Real Time Clock checker would I assume check to see if your system's clock chip is accurate (many older boards especially had issues with accurate timekeeping, you'd lose whole minutes every day).
Latency means how many processor cycles the CPU will attempt to retrieve cache data in. Normally that would be automatically set by the CPU's properties. Increasing the number can enhance stability during overclocking, as well as simply allowing higher overclocks, since the cache may not be capable of returning the data in 1 cycle if it's overclocked by 50% (it may hardly work at all in fact; it is affected somewhat differently from the main processor overclocking). The lower the number, the better, and if your system is stable at 1, you've got the best performance you can get out of it.
The Processor Serial Number is the...processor serial number. Intel integrates that into their CPU's (dunno if they continued it with the P4 or not). It was meant, they claimed, to allow things like perfect authentication. For example, if you signed up for a shopping website, the PSN would be used to identify you when you logged in.

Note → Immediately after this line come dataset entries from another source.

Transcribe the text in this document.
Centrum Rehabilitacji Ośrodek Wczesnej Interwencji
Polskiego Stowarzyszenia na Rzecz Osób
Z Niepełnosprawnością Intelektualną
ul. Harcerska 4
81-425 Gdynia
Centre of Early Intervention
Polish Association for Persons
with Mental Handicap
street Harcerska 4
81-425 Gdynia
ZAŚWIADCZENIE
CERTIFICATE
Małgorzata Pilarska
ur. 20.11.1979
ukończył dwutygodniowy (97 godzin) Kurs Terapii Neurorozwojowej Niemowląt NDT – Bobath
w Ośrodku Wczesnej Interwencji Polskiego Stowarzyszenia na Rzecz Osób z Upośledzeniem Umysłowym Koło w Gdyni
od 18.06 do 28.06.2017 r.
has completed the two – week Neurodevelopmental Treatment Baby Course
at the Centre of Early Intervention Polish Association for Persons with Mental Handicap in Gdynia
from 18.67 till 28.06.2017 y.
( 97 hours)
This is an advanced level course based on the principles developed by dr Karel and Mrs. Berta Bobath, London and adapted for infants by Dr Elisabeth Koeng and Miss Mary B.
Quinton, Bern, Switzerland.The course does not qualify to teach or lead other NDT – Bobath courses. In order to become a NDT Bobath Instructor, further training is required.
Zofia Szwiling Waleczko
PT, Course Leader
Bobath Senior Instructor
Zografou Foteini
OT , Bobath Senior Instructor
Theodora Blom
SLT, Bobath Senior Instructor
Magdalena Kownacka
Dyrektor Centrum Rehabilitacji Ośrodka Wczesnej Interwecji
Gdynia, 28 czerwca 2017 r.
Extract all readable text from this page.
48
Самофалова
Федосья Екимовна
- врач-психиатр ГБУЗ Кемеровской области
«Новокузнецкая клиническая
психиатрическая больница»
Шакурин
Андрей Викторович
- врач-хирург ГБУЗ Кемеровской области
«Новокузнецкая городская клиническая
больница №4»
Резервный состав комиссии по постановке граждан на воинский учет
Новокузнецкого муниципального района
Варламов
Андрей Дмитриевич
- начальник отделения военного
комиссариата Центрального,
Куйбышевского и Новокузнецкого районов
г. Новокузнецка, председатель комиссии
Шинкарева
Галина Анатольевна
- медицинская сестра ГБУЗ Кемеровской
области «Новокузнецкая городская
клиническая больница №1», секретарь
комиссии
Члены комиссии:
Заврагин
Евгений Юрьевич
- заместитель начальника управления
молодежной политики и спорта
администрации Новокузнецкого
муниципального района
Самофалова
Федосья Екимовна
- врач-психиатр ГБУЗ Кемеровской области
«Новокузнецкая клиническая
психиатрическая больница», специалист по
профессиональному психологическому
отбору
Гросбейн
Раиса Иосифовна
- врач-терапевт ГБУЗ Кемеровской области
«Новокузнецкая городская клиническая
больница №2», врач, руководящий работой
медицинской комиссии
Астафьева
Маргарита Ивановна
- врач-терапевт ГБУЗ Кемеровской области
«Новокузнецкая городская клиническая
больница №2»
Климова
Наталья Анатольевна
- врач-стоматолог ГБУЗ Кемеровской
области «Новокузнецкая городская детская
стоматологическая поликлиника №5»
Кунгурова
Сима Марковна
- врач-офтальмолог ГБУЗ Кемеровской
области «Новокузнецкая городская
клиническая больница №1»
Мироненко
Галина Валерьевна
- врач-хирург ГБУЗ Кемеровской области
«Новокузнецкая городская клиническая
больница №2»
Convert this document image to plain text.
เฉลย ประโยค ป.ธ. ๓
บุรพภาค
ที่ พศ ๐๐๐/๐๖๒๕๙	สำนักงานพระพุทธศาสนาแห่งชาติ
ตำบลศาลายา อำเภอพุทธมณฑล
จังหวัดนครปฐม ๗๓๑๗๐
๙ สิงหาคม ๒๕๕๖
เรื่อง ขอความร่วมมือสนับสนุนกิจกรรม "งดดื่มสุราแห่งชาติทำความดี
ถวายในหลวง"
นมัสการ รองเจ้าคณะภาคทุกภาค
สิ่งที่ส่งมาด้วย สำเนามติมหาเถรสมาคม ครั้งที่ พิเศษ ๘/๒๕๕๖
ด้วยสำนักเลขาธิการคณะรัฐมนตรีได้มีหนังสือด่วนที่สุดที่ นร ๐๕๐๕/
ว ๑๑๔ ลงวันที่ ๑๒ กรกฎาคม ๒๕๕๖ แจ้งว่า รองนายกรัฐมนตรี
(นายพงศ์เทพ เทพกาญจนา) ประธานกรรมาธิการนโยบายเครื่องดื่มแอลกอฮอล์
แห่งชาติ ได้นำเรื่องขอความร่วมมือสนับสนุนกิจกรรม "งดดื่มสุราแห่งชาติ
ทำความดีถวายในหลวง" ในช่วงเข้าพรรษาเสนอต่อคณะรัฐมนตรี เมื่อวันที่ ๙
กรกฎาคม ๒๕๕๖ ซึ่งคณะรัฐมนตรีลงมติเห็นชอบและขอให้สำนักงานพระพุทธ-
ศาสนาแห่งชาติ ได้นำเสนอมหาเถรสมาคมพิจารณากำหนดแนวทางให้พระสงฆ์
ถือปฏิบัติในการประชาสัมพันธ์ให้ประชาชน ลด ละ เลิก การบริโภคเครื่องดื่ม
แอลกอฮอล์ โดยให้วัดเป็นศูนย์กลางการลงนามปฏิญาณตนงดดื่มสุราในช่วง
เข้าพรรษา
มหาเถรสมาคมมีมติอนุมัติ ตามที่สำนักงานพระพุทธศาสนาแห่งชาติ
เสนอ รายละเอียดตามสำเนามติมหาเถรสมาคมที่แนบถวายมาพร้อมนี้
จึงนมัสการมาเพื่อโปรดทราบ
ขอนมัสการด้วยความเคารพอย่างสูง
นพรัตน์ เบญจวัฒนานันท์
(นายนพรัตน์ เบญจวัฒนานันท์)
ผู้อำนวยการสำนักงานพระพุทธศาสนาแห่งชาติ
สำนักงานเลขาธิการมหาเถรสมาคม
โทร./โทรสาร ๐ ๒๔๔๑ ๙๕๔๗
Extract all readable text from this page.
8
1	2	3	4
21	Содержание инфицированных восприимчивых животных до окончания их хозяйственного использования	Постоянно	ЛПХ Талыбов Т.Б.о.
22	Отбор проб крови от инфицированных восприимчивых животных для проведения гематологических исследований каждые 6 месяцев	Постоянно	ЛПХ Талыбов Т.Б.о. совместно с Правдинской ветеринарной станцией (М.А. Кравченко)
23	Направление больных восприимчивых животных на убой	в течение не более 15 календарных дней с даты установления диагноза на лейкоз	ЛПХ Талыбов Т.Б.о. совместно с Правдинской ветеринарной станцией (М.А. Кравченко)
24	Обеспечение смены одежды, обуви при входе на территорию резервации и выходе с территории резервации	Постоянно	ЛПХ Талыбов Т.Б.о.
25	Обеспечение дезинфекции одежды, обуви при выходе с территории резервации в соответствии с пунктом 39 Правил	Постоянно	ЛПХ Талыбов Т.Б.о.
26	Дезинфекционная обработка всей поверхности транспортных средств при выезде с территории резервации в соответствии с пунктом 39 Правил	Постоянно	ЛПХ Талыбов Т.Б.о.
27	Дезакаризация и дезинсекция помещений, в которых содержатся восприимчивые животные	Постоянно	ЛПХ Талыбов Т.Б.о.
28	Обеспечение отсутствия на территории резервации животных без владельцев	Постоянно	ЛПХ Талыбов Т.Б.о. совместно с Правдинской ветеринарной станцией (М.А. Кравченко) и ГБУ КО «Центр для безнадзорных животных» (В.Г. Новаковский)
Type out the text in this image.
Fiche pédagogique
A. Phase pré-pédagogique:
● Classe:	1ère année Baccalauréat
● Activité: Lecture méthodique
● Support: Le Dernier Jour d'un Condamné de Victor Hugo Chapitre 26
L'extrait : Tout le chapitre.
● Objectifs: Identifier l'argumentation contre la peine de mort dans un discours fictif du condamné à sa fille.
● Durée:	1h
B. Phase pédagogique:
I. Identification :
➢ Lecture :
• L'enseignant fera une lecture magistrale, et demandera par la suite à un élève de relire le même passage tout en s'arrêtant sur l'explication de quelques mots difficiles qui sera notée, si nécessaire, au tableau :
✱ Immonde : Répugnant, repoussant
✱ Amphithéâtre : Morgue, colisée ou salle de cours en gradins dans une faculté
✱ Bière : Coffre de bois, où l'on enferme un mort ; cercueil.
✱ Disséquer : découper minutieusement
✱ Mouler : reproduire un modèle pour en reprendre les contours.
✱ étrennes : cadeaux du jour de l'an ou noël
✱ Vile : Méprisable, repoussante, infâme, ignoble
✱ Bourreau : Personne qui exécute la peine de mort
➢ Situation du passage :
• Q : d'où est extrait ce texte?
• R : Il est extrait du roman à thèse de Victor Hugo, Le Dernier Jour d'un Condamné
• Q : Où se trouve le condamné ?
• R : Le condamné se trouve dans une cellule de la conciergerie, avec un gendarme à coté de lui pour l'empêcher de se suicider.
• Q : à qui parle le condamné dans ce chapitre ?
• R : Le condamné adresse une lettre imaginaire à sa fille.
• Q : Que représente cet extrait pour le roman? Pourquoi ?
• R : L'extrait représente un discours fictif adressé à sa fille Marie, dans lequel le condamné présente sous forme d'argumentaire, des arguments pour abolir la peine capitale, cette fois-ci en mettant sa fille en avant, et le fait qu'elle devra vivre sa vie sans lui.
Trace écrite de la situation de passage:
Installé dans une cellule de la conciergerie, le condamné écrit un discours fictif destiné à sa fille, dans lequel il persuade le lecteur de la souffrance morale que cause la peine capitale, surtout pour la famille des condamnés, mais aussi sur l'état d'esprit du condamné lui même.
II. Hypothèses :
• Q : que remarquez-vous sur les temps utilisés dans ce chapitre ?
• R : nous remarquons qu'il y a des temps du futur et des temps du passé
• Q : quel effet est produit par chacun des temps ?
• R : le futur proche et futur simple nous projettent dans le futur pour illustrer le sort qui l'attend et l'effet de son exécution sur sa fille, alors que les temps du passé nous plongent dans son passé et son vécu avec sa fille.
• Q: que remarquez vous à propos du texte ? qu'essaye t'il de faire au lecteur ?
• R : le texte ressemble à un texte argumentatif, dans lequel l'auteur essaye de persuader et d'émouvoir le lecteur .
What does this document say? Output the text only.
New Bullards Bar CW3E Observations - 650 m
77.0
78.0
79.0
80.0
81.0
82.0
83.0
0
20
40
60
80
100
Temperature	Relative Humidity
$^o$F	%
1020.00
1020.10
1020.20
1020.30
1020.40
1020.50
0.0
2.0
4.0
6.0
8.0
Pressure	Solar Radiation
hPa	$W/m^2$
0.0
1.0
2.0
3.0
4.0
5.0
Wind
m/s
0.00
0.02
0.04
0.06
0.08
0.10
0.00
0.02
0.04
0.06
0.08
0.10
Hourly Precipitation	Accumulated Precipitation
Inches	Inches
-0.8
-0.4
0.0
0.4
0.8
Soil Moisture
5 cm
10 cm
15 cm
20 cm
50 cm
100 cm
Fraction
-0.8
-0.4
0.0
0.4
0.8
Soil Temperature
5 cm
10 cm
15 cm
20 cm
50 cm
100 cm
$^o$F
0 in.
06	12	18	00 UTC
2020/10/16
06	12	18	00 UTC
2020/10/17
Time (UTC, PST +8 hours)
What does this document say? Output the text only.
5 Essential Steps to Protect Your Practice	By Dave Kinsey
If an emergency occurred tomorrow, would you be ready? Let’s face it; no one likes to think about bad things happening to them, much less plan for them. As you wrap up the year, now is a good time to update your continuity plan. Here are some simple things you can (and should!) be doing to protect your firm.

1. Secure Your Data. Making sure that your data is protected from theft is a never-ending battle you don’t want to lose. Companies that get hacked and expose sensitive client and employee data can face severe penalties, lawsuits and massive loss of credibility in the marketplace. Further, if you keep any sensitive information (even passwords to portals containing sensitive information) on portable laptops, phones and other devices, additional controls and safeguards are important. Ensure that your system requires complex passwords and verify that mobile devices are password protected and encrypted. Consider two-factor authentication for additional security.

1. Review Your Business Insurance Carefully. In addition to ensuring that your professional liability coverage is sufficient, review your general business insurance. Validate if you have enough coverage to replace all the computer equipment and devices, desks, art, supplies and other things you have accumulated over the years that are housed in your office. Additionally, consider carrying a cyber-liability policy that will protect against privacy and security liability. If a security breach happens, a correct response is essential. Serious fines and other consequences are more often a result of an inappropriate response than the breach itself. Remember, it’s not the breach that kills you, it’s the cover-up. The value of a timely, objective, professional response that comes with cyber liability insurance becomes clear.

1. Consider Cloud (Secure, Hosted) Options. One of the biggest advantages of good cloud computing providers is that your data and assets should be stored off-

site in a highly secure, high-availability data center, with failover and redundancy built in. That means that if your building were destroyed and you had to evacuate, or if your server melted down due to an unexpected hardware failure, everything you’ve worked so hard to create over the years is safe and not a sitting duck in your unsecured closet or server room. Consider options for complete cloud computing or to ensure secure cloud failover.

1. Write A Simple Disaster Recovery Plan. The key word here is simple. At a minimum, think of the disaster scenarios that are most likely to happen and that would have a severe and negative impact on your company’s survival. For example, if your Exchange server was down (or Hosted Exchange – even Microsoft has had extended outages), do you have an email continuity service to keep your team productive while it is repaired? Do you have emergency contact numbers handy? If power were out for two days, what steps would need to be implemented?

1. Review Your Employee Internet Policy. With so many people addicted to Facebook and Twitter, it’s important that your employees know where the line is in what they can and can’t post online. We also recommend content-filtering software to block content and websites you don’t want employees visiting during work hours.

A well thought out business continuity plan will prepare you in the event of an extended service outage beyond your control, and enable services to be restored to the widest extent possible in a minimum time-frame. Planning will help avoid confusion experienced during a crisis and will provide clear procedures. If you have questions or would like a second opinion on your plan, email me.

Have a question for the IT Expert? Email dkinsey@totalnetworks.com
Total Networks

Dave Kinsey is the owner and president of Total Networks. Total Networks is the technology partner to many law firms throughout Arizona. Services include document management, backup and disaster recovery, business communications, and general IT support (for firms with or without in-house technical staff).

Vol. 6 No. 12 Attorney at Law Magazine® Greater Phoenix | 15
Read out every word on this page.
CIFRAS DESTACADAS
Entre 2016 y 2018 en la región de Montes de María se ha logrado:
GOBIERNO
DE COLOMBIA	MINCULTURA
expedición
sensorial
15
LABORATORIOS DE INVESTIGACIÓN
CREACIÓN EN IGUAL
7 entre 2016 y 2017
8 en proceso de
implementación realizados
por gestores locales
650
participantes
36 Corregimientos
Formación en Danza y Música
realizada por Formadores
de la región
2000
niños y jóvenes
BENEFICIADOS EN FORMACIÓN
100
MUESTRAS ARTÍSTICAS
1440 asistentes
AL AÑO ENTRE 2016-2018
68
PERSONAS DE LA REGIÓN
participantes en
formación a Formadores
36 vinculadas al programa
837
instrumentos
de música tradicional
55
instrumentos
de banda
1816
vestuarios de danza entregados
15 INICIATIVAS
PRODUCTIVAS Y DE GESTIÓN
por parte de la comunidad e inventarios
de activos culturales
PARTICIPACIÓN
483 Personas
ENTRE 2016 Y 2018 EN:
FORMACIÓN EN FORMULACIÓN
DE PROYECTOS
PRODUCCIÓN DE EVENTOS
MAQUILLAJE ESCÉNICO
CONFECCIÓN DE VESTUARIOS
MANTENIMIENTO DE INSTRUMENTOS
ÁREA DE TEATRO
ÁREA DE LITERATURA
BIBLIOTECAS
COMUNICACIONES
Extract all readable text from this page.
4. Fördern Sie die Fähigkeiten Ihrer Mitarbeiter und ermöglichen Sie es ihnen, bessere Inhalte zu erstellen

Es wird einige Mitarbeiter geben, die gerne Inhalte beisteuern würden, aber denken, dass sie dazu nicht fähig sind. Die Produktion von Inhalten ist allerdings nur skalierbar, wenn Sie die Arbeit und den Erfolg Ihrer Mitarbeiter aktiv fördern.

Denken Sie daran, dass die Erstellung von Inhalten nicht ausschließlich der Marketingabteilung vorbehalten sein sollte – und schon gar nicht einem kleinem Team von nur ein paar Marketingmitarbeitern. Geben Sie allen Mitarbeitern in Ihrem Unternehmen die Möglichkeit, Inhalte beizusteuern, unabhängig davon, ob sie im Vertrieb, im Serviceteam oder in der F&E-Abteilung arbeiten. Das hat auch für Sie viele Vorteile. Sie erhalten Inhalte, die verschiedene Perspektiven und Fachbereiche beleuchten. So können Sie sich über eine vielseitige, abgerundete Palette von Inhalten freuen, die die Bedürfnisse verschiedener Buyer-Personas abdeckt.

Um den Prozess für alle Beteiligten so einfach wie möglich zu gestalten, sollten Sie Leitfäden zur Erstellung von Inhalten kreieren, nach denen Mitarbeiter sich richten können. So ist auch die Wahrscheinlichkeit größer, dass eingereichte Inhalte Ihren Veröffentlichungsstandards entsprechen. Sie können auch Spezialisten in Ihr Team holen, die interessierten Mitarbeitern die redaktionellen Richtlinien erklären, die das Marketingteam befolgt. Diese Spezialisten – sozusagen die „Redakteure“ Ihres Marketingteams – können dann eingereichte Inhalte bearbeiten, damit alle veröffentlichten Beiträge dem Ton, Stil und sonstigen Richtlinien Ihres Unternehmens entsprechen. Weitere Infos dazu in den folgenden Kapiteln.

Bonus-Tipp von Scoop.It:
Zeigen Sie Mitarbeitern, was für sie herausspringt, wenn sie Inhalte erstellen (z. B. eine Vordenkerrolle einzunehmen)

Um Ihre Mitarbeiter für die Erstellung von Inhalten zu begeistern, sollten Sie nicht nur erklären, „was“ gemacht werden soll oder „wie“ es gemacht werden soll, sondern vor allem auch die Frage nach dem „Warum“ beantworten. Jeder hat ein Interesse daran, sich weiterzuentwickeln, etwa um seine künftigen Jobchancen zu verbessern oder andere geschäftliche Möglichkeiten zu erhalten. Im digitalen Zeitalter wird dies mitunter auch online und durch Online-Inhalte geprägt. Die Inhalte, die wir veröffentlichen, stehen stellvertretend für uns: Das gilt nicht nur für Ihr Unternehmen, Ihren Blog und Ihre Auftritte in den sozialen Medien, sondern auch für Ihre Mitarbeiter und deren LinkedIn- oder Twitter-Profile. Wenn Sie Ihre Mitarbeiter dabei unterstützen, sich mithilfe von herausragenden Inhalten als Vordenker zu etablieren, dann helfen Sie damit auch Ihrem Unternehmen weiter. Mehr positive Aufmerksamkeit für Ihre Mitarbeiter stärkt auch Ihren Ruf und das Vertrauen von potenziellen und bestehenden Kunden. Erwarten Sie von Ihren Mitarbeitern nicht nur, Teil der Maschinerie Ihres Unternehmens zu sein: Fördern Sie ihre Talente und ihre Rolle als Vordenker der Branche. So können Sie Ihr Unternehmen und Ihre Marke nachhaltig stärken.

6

Then when you gave them your credit card number, they'd record it, and then you'd only need to have them check your PSN to say "okay, you can charge things to the card number we have on file", you wouldn't need to input your card information, and presumably only you would be shopping from that machine, and they wouldn't let anyone (including you) use that card from any other machine. The problem of course is that computers get stolen, crackers can hack code to return a PSN that isn't really theirs, et cetera. So it's not a perfectly secure thing anyway, and it's then no better than just making you type your card number in every time.
Also, privacy advocates got in a tizzy because it meant you could REALLY easily be recorded every time you visited a website or purchased anything, allowing for easier tracking of people's activities. Of course, you can be anyway, based on things like IP address (though that can be changed usually easily), or by your network card or modem's MAC address (slightly harder to change, but not too hard, just replace it with a cheap swap, cheaper than a new CPU, and most people wouldn't swap their CPU to avoid tracking). In response, Intel provided a utility that could disable the PSN, and motherboard makers set the BIOS to be able to enable or disable it, with the default being to disable it. Then crackers found they could even enable the PSN without having to make you reboot and go into the BIOS, or run any special program to do it; they could do it without you knowing.